La confiance, reconfigurée de la blockchain aux banques
Le diagnostic de Sasse sur le déclin de la confiance dans les institutions traditionnelles trouve un parallèle fascinant dans le monde de la technologie lui-même. Alors que la confiance du public s'étiole, une nouvelle forme de confiance, d'origine technique, se construit sur les blockchains. Initialement, le système de « preuve de travail » de Bitcoin a créé de la confiance grâce à un coût informatique immense, une réponse directe à l'environnement de faible confiance après la crise financière de 2008. Plus récemment, le passage d'Ethereum à un modèle de « preuve d'enjeu » a réduit la consommation d'énergie de plus de 99 %, mais a lié l'influence à la propriété financière, soulevant de nouvelles questions d'équité.
Aujourd'hui, une troisième vague, la « preuve d'autorité », est adoptée par des acteurs financiers majeurs comme JP Morgan. Ces blockchains privées et autorisées reposent sur un petit nombre de validateurs connus et réputés. Cette évolution d'un système sans confiance vers un système qui recentralise la confiance auprès d'institutions identifiables montre que la technologie ne détruit pas seulement les anciennes structures, mais en crée aussi de nouvelles, plus traçables et auditables. Cela suggère que l'avenir n'est pas une érosion complète de la confiance, mais sa reconfiguration, avec les grandes banques et les entreprises technologiques au centre.
Quand un bureau de poste est plus qu'un bureau de poste
Le déclin institutionnel décrit par Sasse n'est pas seulement une menace abstraite ; il a des conséquences tangibles pour les communautés. À Christchurch, en Nouvelle-Zélande, la fermeture prévue du magasin Stanmore Book and Post illustre la perte de ce que Sasse appelle la « texture humaine ». Depuis plus de 140 ans, un bureau de poste dessert le quartier, sa forme actuelle faisant office de centre communautaire vital, en particulier pour les résidents isolés et à faibles revenus d'une zone socio-économiquement défavorisée de la ville.
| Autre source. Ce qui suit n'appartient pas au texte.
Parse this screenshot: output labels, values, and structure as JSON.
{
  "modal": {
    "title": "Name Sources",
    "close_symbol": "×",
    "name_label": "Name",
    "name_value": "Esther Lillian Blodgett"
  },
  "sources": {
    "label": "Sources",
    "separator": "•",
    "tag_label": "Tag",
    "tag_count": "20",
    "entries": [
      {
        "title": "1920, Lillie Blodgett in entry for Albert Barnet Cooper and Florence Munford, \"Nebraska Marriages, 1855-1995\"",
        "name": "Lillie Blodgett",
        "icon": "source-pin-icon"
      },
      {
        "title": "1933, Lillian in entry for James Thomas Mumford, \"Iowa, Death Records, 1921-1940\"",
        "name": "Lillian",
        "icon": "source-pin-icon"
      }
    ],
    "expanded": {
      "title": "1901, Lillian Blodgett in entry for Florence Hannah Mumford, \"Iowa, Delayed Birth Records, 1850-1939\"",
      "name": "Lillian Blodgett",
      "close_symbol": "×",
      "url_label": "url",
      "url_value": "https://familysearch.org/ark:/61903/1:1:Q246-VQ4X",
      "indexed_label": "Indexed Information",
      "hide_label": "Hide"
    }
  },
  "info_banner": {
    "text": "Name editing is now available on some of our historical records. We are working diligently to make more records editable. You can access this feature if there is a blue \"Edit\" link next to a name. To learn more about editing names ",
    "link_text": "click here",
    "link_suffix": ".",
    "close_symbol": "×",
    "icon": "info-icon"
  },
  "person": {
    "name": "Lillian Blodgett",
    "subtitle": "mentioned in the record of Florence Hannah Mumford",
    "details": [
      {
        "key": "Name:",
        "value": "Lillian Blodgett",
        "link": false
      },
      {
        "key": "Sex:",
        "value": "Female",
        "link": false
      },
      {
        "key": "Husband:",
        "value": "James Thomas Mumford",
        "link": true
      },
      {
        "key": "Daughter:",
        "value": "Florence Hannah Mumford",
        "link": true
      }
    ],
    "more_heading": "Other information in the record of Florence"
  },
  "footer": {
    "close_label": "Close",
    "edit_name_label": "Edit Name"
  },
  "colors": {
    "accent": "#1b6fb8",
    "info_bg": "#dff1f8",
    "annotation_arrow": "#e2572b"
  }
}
Les habitants le décrivent comme « bien plus qu'un service postal », un lieu de connexion, de conseil et de compagnie. Un ancien bénévole a déclaré que la communauté perdrait « un petit morceau de son cœur ». La fermeture, motivée par des impératifs commerciaux, souligne la tension entre efficacité économique et cohésion sociale. Elle sert de microcosme à l'avertissement de Sasse : l'érosion des institutions locales, aussi petites soient-elles, a des implications profondes pour le tissu social que la technologie néglige souvent.